Going through three trades in one season placed a great deal of adversity on Motte’s hockey career, leaving him feeling uncertain about his future and frustrated that he could not do enough to impress his coaches. The Canucks gave Motte a new home and a platform to talk about his feelings. He has become one of many Canucks to support the Hockey Talks initiative, and as the COVID-19 pandemic remains present, he has encouraged fans to take care of each other during tough times.

Motte Thanks Canucks for Supporting Him

There is an assumption that hockey players are tough on the ice, but Motte is one of many NHL players to challenge this belief. He has listened to other athletes’ stories, which have helped him to understand why players may feel different in response to certain situations. Motte intends to take this knowledge and apply it to the team’s mental health programs and to donate to Hockey Talks.
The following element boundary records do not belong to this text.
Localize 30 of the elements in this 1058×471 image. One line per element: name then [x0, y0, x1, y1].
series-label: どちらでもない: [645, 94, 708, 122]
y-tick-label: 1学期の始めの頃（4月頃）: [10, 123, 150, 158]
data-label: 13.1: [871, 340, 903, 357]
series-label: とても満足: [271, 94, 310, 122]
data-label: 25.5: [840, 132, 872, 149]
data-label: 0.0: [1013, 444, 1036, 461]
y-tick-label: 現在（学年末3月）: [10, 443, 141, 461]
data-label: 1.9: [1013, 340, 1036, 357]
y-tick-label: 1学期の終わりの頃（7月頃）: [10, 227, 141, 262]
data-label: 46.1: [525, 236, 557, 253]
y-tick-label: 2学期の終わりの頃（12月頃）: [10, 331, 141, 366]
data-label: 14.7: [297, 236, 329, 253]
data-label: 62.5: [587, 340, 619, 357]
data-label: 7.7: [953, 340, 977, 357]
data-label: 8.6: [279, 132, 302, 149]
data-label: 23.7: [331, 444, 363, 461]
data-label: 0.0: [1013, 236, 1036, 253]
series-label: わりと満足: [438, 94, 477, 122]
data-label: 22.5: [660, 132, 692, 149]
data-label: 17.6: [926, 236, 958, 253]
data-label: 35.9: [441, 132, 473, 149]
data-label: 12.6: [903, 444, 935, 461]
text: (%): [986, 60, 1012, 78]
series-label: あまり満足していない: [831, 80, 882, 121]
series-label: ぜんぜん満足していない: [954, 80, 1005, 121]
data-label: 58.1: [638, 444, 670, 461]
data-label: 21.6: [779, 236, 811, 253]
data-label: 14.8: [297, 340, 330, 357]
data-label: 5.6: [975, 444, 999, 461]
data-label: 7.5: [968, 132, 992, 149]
Motte is giving back to the Canucks as a way of appreciation for their help over the last two years, especially since they have allowed him to promote mental health awareness programs. He has taken major strides to improve his psychological state, and the hockey world has reacted well to his progress. By talking about mental health on a non-judgmental platform, Motte and many other hockey players have shown that there is no shame in admitting that something is wrong.